Rev Neurol. 2003;37(1):80-2.
The bilateral spastic cerebral palsy (CP) usually produces hip abnormalities, already presents in many cases before 2 years of age, whose diagnostic requires X ray because clinical exam do not detect some of them. The prognosis of CP hip disorders with conventional treatment is bad, progressive, and limits the possibility of independent gait. Botulin toxin type A infiltrated in adductors, medial ischiotibials and iliopsoas, in addition to physiotherapy and orthosis, gives better results.

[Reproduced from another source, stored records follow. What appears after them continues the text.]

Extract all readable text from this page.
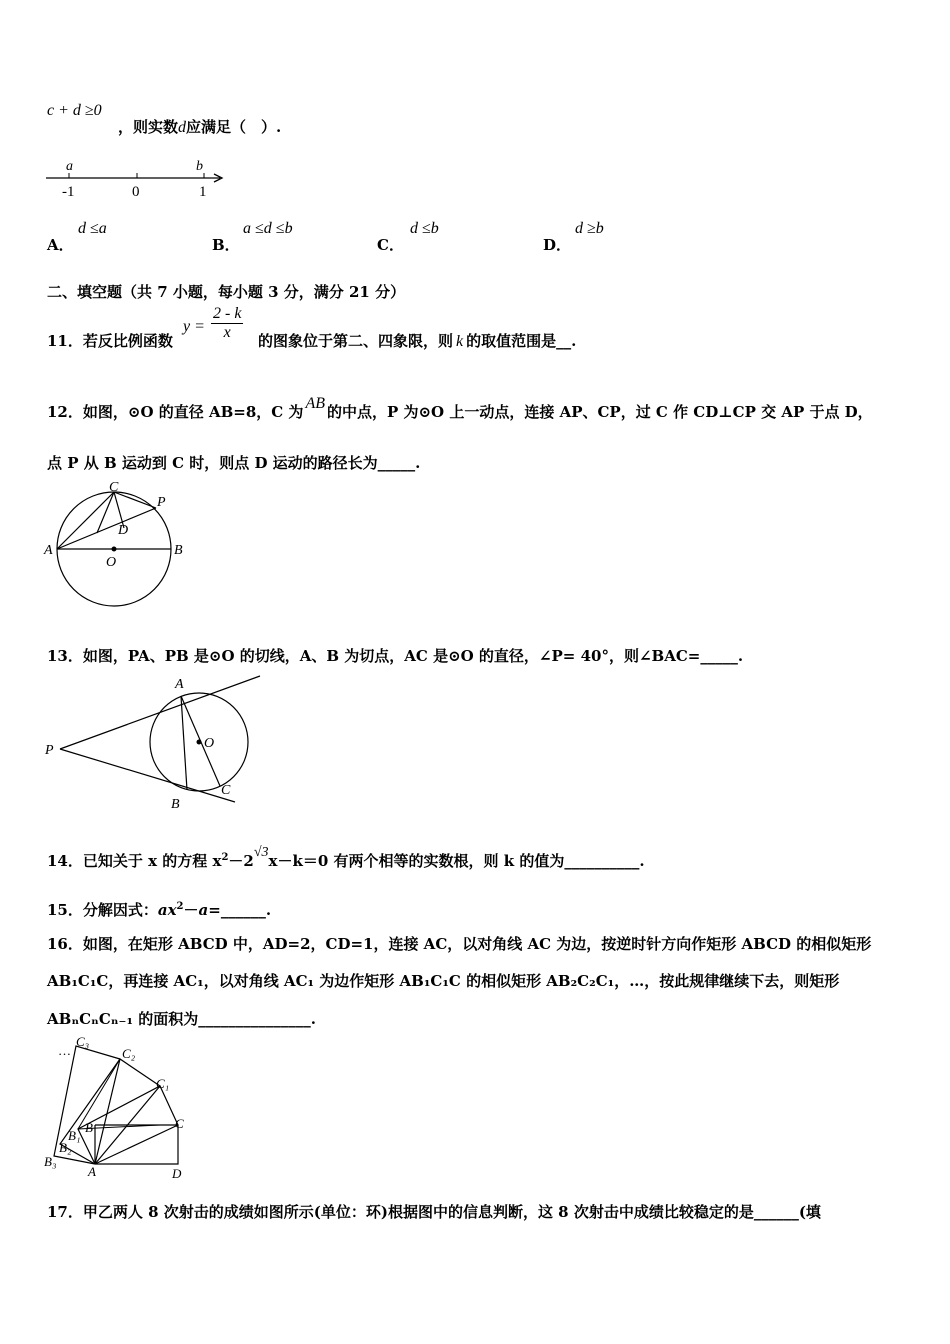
c + d ≥0
，则实数d应满足（　）.
a	b
-1	0	1
A．
d ≤a
B．
a ≤d ≤b
C．
d ≤b
D．
d ≥b
二、填空题（共 7 小题，每小题 3 分，满分 21 分）
11．若反比例函数
$y = \frac{2 - k}{x}$ 的图象位于第二、四象限，则 k 的取值范围是__.
12．如图，⊙O 的直径 AB=8，C 为 AB 的中点，P 为⊙O 上一动点，连接 AP、CP，过 C 作 CD⊥CP 交 AP 于点 D，
点 P 从 B 运动到 C 时，则点 D 运动的路径长为_____.
A	B
C
P
D
O
13．如图，PA、PB 是⊙O 的切线，A、B 为切点，AC 是⊙O 的直径，∠P= 40°，则∠BAC=_____.
P
A
B
C
O
14．已知关于 x 的方程 $x^2-2√3x-k=0$ 有两个相等的实数根，则 k 的值为__________.
15．分解因式：$ax^2-a=\_\_\_\_\_\_$.
16．如图，在矩形 ABCD 中，AD=2，CD=1，连接 AC，以对角线 AC 为边，按逆时针方向作矩形 ABCD 的相似矩形
AB₁C₁C，再连接 AC₁，以对角线 AC₁ 为边作矩形 AB₁C₁C 的相似矩形 AB₂C₂C₁，…，按此规律继续下去，则矩形
ABₙCₙCₙ₋₁ 的面积为_______________.
…
C₃
C₂
C₁
C
B
B₁
B₂
B₃
A	D
17．甲乙两人 8 次射击的成绩如图所示(单位：环)根据图中的信息判断，这 8 次射击中成绩比较稳定的是______(填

PATIENTS, METHODS AND RESULTS: In our cases (98 cases, 193 hips) the natural evolution before (BT A) treatment had been of progressive lateral migration of femoral head (86% got worse, and 11,4% became luxated), and after the onset of it the progression stopped in 74% of hips and reverted in other 14%.
It is very important to start early the BT A treatment and infiltrate systematically every 3 4 months in order to obtain good results. Stopping the treatment increase the chances of subluxation or luxation. BT A is also a good treatment for hip pain in spastic CP.

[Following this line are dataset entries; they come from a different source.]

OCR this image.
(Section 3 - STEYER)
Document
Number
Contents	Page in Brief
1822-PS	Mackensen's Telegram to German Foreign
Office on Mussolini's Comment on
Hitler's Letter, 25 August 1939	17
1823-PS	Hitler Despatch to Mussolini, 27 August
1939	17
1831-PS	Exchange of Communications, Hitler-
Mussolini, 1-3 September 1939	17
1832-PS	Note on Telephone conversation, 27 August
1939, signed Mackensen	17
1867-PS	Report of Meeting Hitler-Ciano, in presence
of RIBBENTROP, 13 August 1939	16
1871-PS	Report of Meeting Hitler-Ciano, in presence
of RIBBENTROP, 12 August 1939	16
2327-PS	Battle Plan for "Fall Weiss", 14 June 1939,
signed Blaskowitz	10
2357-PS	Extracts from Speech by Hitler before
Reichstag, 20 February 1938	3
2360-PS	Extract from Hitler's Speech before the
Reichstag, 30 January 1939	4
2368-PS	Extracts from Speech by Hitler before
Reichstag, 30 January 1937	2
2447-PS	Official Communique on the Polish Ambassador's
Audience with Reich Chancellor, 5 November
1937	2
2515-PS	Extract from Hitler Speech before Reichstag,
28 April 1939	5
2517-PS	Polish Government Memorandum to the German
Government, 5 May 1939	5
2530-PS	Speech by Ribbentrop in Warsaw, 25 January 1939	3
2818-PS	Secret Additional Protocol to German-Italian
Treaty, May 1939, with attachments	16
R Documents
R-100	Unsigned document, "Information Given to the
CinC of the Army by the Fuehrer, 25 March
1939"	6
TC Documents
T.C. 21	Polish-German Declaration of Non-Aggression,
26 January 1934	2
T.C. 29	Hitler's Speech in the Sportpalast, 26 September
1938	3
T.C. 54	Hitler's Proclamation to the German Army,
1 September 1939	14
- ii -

双侧痉挛性脑瘫(CP)通常会导致髋关节异常,许多病例在2岁之前就已出现,其诊断需要借助X射线,因为临床检查无法检测出其中一些异常情况。采用传统治疗方法,CP髋关节疾病的预后较差,呈进行性发展,且限制了独立行走的可能性。除了物理治疗和矫形器外,向内收肌、内侧坐骨胫骨肌和髂腰肌注射A型肉毒毒素能取得更好的效果。
患者、方法与结果:在我们的病例(98例,193个髋关节)中,治疗前(BT A)股骨头自然进展为进行性外侧移位(86%病情恶化,11.4%发生脱位),开始治疗后,74%的髋关节病情进展停止,另有14%病情好转。
为了取得良好效果,尽早开始BT A治疗并每3至4个月进行系统性注射非常重要。停止治疗会增加半脱位或脱位的几率。BT A也是治疗痉挛性CP髋关节疼痛的有效方法。